The salad is actually rather simple to make, and yet my family glorifies it as an art form. We eat it only on holidays, and, in recent years, it has become my job to assemble the dish, as family members congregate—and commentate—around the kitchen counter. (I'll be making one for Christmas.) Layering the meats, cheeses and vinegary vegetables in the right way is key, and my older brother is usually quick to point out if I do things in the wrong order—or to slap wandering hands attempting to pluck olives.

On this particular Thanksgiving though, it was my boyfriend Ryan who was the first to question the artist’s methods. “I think you forgot something,” he said. I shot him a look, or so I’m told, as if to say, how would you know? (He partook in the antipasto tradition with my family at previous Thanksgivings, but wasn’t a fan. According to him, the eggplant is too slippery, and the mushrooms are, well, mushrooms.)

He ducked into the laundry room and, when he returned, planted a ring box on the countertop in front of me. Now, most people would think this an odd time for a marriage proposal. Luckily, I hadn’t yet dunked my hands into the jar of oily artichokes. But to me, it was perfect. The making and eating of antipasto at holidays is a family tradition, and he was becoming family.

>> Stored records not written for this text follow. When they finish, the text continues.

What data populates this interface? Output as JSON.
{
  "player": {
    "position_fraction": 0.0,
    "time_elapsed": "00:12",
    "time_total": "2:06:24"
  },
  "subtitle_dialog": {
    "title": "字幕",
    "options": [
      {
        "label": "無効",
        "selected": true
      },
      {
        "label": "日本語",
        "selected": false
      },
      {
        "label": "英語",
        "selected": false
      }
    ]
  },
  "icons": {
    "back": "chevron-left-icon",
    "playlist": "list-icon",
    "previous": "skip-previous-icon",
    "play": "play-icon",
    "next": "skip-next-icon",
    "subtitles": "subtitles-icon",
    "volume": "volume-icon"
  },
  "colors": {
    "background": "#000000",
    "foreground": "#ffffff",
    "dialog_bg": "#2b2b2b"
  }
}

As far as I know, the family tradition began with my Italian Grandma Bellino, teaching her daughter, my Aunt Bella, how to arrange the platter. Aunt Bella, in turn, taught my mother, who then taught me. But I’m sure I come from a longer line of antipasto makers. Meaning “before the meal,” antipasto has long been the first course of formal Italian feasts.

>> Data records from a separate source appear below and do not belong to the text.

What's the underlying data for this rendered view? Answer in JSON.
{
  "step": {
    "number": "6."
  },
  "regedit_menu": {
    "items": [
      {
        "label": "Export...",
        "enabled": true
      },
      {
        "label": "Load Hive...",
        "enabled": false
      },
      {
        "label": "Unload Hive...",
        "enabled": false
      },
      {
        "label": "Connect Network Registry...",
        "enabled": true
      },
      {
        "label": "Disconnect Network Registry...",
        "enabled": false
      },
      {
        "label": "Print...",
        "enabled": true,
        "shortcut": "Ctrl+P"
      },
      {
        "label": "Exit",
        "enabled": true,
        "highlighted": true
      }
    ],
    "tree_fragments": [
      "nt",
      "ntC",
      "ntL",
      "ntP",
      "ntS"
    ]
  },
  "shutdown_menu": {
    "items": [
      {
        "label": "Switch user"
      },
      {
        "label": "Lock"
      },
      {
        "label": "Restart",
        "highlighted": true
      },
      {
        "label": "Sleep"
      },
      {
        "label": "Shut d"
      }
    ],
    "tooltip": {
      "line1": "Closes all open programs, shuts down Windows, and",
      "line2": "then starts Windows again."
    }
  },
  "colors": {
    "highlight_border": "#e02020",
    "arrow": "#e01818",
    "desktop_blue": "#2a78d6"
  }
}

The dish, as chef and Mediterranean cooking expert Joyce Goldstein notes in her 2006 book Antipasti, has and continues to go by a number of names. In early Roman times, it was called antecoena (before the cena or “meal”) and gustatio or gustum (from the verb gustare, meaning “to enjoy”). But today, Italians might call it stuzzichini (from stuzzicare, “to pick”) or assaggi, meaning “little tastes.” Perhaps my favorite term, used in Puglia, the heel of Italy’s boot, is apristomaco. Translation: stomach opener. Any Italian can appreciate that.

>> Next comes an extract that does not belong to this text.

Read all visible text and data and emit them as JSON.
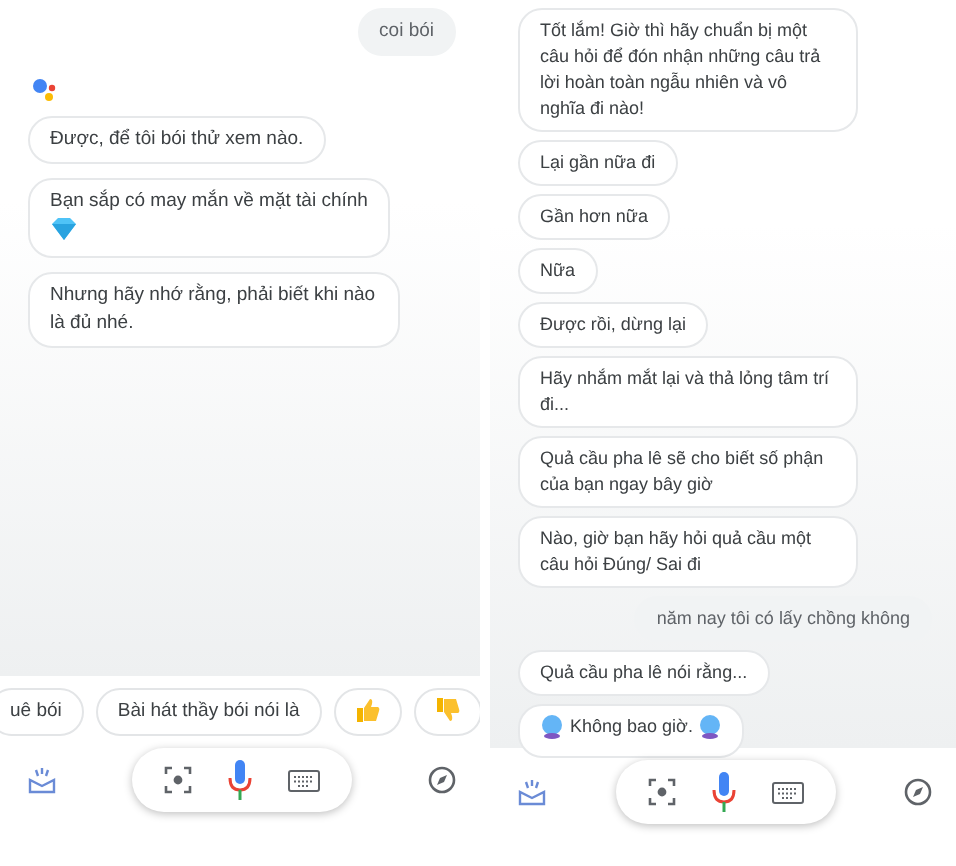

Apparently, to arrange the meats, cheeses and vegetables over a bed of lettuce, as we do, is an Italian-American interpretation (celebrity chefs Giada De Laurentis and Rachel Ray have their own recipes, even more heavy on the greens). The more authentic approach is to serve a spread of sliced meats, cheeses, seafood and grilled or marinated vegetables as appetizers at room temperature (more like these renderings by the Barefoot Contessa Ina Garten and Martha Stewart). A popular trend now is to turn antipasti (plural of antipasto) into a meal, as people do with Spanish tapas—something I can certainly endorse.